No es que no estuviera acostumbrado a caprichos y fantasías —clientes de látigo y mordaza no faltaron, igual que maridos ejemplares que deseaban medias rotas de algún color o juguetes improvisados con los utensilios de cocina— ni que se me escapara, pese a la educación escasa, que al lado de la exuberancia sexual no era infrecuente el seso por cuanto lo torcido requiere elaboración y complejidad, cálculo y obsesión minuciosa, tareas intelectuales que durante el día productivo despegan aviones de sus pistas y cierran jugosos negocios, tanto como de noche nutren el morbo y fabrican escenas no exentas de sofisticación. Sólo el vulgo cree que la potencia sexual viene de entrar y salir una y otra vez, una y otra vez, tan machacona como insatisfactoriamente, primitivismo ranchero que hube de padecer por montones en estas latitudes.
No es pues que no supiera, ya digo, lo que hay de variado en el inagotable catálogo de los deseos sexuales, pero este cliente era diferente por cuanto resultaba impredecible en sus mezclas —quizá era un desequilibrado necesitado de una nueva categoría, quizá era sólo peculiar para mí y ordinario a ojos más experimentados: tampoco presumo saberlo todo— e infinito en sus diálogos que me hacían creer que participaba de su vida menos como amigo que como discípulo, un maestro preocupado porque alguien lo supiese todo antes de su extinción. Porque efectivamente un día no hubo más noticias ni volvió su auto a pasar por un costado del jardín donde tenía yo que soportar la presencia de travestis —nunca he tolerado la impostura, menos aun el autoengaño— cuyos clientes, sin embargo, nunca eran los míos (las categorías quizá son más sólidas de lo que los escépticos queremos otorgar, más cerradas e inamovibles de lo que sugieren las asociaciones infestadas de palabras como diversidad y tolerancia).
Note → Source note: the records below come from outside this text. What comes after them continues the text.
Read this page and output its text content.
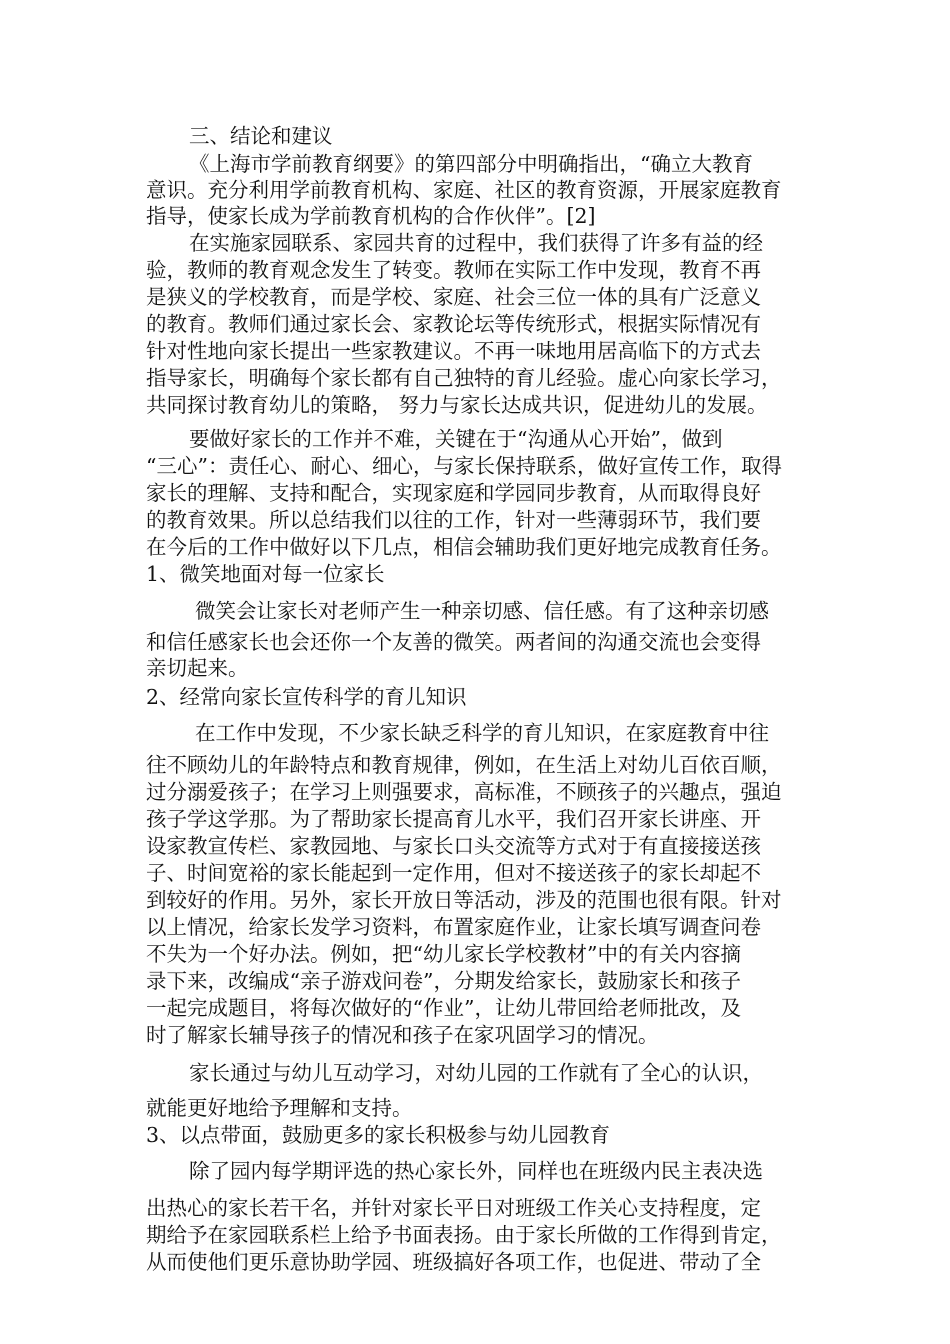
三、结论和建议
《上海市学前教育纲要》的第四部分中明确指出，“确立大教育
意识。充分利用学前教育机构、家庭、社区的教育资源，开展家庭教育
指导，使家长成为学前教育机构的合作伙伴”。[2]
在实施家园联系、家园共育的过程中，我们获得了许多有益的经
验，教师的教育观念发生了转变。教师在实际工作中发现，教育不再
是狭义的学校教育，而是学校、家庭、社会三位一体的具有广泛意义
的教育。教师们通过家长会、家教论坛等传统形式，根据实际情况有
针对性地向家长提出一些家教建议。不再一味地用居高临下的方式去
指导家长，明确每个家长都有自己独特的育儿经验。虚心向家长学习，
共同探讨教育幼儿的策略， 努力与家长达成共识，促进幼儿的发展。
要做好家长的工作并不难，关键在于“沟通从心开始”，做到
“三心”：责任心、耐心、细心，与家长保持联系，做好宣传工作，取得
家长的理解、支持和配合，实现家庭和学园同步教育，从而取得良好
的教育效果。所以总结我们以往的工作，针对一些薄弱环节，我们要
在今后的工作中做好以下几点，相信会辅助我们更好地完成教育任务。
1、微笑地面对每一位家长
微笑会让家长对老师产生一种亲切感、信任感。有了这种亲切感
和信任感家长也会还你一个友善的微笑。两者间的沟通交流也会变得
亲切起来。
2、经常向家长宣传科学的育儿知识
在工作中发现，不少家长缺乏科学的育儿知识，在家庭教育中往
往不顾幼儿的年龄特点和教育规律，例如，在生活上对幼儿百依百顺，
过分溺爱孩子；在学习上则强要求，高标准，不顾孩子的兴趣点，强迫
孩子学这学那。为了帮助家长提高育儿水平，我们召开家长讲座、开
设家教宣传栏、家教园地、与家长口头交流等方式对于有直接接送孩
子、时间宽裕的家长能起到一定作用，但对不接送孩子的家长却起不
到较好的作用。另外，家长开放日等活动，涉及的范围也很有限。针对
以上情况，给家长发学习资料，布置家庭作业，让家长填写调查问卷
不失为一个好办法。例如，把“幼儿家长学校教材”中的有关内容摘
录下来，改编成“亲子游戏问卷”，分期发给家长，鼓励家长和孩子
一起完成题目，将每次做好的“作业”，让幼儿带回给老师批改，及
时了解家长辅导孩子的情况和孩子在家巩固学习的情况。
家长通过与幼儿互动学习，对幼儿园的工作就有了全心的认识，
就能更好地给予理解和支持。
3、以点带面，鼓励更多的家长积极参与幼儿园教育
除了园内每学期评选的热心家长外，同样也在班级内民主表决选
出热心的家长若干名，并针对家长平日对班级工作关心支持程度，定
期给予在家园联系栏上给予书面表扬。由于家长所做的工作得到肯定，
从而使他们更乐意协助学园、班级搞好各项工作，也促进、带动了全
El encuentro inicial me hizo creer que era uno de esos clientes impotentes que no desean ser follados y desde luego no pueden follar, que pretenden que la sublimación es algo más que asunto de místicos y jesuitas y que bien puede perpetrarse contra la dictadura de los genitales. 'Ya se pondrá negro de tanto hablar' —pensé— 'pero al menos se ve que pagará bien'. Me preguntó de dónde era y le dije la verdad. No me gustan las mentiras, no porque las considere una falta moral, menos aun con desconocidos, sino porque casi siempre resultan tan inocuas como la verdad; cuántas veces la realidad sigue el curso que dictan unas y otra con entera indiferencia, a ciegas, sin un criterio formado y sin que nosotros podamos hacer nada para convencerla en un sentido u otro. La verdad era barata: Puebla, un pueblo de la sierra que explicaba tanto mi piel morena como mi acento.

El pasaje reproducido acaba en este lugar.